彼らが普段の憂さ晴らしのためにやったのであって、アリシアとミアのためだけではないとしても、少なくとも、そこにアリシアとミアの復讐を止めてやろうという悪意はなかった筈だ。
「先程来られた遊女のエカテリーナさんも、犬に咬まれたようなものだと思えと、一回くらいで喚くのは恥ずかしいと仰っていましたけど……」
駒鳥屋の大旦那に早手紙を出してもらったお礼に伺おうとしたら、向こうから来てくれた。
彼女はきっと遊女になるだけの事情があって、今まで辛いことがたくさんあったのだろう。
けれどエカテリーナは穏やかな人柄で、特に騒動について良くも悪くも言わなかった。ミアへのアドバイスはきっと彼女の善意なのだ。

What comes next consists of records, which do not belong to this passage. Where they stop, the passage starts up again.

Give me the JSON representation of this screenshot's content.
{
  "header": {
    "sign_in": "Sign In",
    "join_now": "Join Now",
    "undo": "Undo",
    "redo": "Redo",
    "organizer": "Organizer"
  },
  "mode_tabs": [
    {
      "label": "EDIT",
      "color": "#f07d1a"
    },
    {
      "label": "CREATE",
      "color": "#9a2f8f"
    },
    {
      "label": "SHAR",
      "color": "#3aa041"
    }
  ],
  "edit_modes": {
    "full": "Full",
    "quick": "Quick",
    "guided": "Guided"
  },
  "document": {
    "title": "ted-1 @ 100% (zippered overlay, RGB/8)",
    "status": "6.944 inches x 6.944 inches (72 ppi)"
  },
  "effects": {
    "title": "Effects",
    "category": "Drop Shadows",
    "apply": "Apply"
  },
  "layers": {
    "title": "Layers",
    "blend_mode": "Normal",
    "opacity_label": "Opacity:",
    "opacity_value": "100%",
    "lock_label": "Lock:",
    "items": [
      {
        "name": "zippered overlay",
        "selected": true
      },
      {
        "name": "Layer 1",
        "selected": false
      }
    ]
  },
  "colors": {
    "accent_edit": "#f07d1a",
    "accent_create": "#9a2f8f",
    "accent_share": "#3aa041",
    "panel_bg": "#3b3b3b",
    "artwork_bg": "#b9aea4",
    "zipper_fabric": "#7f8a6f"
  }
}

「でも私は、やっぱり辛いです……。自分があんな男に好き勝手されて良いとは、思えないです。それについて反省させたい、謝らせたい、世間にアイツがしたことを悪いことだと伝えてやりたいです……!」
アリシアは巻き込んでしまったミアに涙が紅茶に落ちるのを見て、自身を恥じ入った。
「その通りよミア、ミアは私の大切な親友なんだから……!」
アリシアは両膝の上で拳を強く強く握りしめた。
絶対に負けない。
アリシア一人なら今までのように感情を殺して、これで手打ちにしてやることも出来たし、きっとその方が楽だろう。
でも、それは正しくない。正しくないことをミアにまで強制したくない。
「あの野郎……!ミアを泣かせて許せない!絶対絶対許さない!ちょん切ってやる!」
ミアはそんなアリシアを見てクスッと笑った。親に売られ、男に弄ばれ、金で買った一代限りの貴族の娘という貴族からも庶民からも色眼鏡で見られる立ち位置で頼れる人もなく、絶望しかなかったミアを、アリシアはいつも軽やかな気持ちにしてくれる。